ABSTRACT Background Tuberculosis and depression frequently coexist, with interleukin‐associated inflammation recognised as a potential mechanistic link. Nevertheless, the precise causal relationships and mechanisms underlying the associations between tuberculosis, interleukins and their receptors, and depression remain incompletely elucidated. Method We analysed summary statistics from European individual genome‐wide association studies (GWAS) to analyse the genetic causal relationships between tuberculosis (FinnGen), 216 interleukins and receptors (IEU OpenGWAS) and depression (UK Biobank). The genetic causality between tuberculosis and depression was explored by applying bidirectional Mendelian Randomization analysis, supplemented by two‐step and multivariate Mendelian Randomization mediation analysis to identify potential mediating interleukins. Inverse variance weighting regression served as the primary method for estimating causal effects. In addition, heterogeneity tests, horizontal pleiotropy tests and sensitivity analyses were performed to validate the robustness of the results.
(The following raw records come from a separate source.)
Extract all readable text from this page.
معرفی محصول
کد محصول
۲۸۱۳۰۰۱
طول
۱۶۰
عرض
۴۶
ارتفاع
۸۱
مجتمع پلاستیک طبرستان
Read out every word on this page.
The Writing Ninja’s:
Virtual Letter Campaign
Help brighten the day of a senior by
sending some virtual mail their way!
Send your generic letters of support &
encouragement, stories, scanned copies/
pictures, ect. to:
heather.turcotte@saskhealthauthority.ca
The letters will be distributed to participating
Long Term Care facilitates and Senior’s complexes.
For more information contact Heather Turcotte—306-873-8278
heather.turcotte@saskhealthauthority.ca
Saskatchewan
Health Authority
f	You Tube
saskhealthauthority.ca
Results A significant genetic causal effect ( β total = 0.015 [0.004, 0.026]) was demonstrated between tuberculosis and depression. Only one mediating pathway, involving the interleukin receptor interleukin‐1R2, was identified linking tuberculosis to depression. The causal effect size from tuberculosis to interleukin‐1R2 in the upstream causal pathway was 0.032 [0.002, 0.062], and the multivariate Mendelian Randomisation effect size from interleukin‐1R2 to depression in the downstream causal pathway was 0.023 [0.003, 0.043]. The mediation proportion of interleukin‐1R2 was 7.30% [0.27%, 15.44%]. None of the identified causal associations exhibited reverse Mendelian Randomisation relationships. Conclusion Interleukin‐1R2 may mediate depressive symptoms in tuberculosis patients, potentially through specific inhibition of interleukin‐1‐related inflammatory signalling. These findings elucidate genetic mechanisms underlying tuberculosis–depression comorbidity and suggest novel targets for preventive and therapeutic interventions.